ACM International Joint Conference on Pervasive and Ubiquitous Computing
Abstract
IoT devices are in general considered to be straightforward to use. However, we find that there are a number of situations where the usability becomes poor. The situations include but not limited to the followings: 1) when initializing an IoT device, 2) when trying to control an IoT device which is initialized by another person, and 3) when trying to control an IoT device out of many of the same type. We tackle these situations by proposing a new association-free communication method, QuickTalk. QuickTalk lets a user device such as a smartphone pinpoint and activate an IoT device with the help of an IR transmitter and communicate with the pinpointed IoT device through the broadcast channel of WiFi without a conventional association process.
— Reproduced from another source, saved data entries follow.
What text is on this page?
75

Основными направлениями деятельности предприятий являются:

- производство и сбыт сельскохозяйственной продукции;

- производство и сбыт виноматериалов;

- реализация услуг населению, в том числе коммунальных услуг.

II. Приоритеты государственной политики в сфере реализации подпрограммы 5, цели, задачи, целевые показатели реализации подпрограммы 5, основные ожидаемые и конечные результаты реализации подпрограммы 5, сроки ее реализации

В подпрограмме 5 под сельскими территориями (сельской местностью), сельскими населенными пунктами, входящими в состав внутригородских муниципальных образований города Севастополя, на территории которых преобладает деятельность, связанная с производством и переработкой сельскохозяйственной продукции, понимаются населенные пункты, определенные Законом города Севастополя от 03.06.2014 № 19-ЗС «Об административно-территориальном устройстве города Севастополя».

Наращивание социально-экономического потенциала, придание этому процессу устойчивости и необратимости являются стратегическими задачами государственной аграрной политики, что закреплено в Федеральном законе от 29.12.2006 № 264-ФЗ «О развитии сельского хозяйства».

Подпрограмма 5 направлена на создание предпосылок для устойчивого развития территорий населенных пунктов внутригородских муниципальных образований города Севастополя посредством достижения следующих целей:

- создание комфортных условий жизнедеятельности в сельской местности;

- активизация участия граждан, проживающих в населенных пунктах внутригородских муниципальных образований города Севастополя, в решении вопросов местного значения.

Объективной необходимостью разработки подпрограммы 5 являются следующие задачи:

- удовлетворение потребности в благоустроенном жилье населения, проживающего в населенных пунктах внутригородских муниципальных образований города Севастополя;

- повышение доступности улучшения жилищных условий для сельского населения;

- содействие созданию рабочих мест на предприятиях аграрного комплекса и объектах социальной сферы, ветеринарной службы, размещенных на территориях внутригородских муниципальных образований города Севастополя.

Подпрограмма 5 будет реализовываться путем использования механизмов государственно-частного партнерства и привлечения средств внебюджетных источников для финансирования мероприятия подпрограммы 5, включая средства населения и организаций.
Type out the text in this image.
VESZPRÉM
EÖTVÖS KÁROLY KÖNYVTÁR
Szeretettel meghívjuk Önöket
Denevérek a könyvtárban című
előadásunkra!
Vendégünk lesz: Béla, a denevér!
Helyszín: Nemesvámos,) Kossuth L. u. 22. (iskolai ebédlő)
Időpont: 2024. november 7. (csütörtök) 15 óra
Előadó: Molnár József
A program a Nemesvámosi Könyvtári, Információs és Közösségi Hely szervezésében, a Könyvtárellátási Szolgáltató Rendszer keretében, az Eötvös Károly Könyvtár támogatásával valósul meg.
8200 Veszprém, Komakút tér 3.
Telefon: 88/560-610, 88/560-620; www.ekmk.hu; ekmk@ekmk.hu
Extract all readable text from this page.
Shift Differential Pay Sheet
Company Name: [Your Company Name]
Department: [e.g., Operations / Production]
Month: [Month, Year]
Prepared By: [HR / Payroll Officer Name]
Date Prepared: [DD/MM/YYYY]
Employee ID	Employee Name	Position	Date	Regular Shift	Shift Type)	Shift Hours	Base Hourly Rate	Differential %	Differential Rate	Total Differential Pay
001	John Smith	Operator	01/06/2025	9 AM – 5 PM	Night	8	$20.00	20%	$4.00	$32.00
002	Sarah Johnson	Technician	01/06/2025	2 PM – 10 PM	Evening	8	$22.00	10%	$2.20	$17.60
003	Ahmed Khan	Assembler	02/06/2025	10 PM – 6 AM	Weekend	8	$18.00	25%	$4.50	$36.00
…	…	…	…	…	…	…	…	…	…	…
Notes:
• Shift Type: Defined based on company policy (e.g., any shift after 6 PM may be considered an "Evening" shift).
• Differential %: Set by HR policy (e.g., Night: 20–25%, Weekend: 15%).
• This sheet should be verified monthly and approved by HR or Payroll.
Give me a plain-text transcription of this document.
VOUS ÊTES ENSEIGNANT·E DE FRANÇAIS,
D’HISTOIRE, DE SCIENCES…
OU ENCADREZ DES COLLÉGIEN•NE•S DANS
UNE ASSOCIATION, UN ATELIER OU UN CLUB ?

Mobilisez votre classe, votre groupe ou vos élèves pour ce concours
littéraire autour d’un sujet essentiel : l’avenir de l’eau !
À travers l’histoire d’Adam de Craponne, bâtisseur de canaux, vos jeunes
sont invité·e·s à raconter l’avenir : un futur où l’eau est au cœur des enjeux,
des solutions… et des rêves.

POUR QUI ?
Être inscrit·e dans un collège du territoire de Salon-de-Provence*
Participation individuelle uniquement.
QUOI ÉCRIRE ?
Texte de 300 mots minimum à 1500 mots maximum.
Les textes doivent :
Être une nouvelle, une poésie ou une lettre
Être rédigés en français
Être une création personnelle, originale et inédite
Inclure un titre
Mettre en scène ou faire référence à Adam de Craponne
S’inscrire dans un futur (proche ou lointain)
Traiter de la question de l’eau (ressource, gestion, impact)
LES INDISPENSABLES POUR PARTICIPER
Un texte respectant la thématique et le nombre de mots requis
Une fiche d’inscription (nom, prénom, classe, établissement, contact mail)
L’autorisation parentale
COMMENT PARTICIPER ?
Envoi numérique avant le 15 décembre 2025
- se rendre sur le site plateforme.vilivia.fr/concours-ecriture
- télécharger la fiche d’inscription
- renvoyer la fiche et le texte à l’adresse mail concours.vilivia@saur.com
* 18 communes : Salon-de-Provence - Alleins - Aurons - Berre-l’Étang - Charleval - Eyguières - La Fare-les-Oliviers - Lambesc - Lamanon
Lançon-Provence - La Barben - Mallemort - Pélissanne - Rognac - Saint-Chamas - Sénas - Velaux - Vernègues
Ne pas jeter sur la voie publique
This nature, QuickTalk allows a user device to immediately give a command to a specific IoT device in proximity even when the IoT device is uninitialized, unassociated with the control interface of the user, or associated but visually indistinguishable from others of the same kind. Our experiments of QuickTalk implemented on Raspberry Pi 2 devices show that QuickTalk does its job quickly and intuitively. The end-to-end delay of QuickTalk for transmitting an IoT command is on average about 0.74 seconds, and is upper bounded by 2.5 seconds. We further confirm that even when an IoT device has ongoing data sessions with other devices, which disturb the broadcast channel, QuickTalk can still reliably communicate with the IoT device at the cost of minor throughput degradation.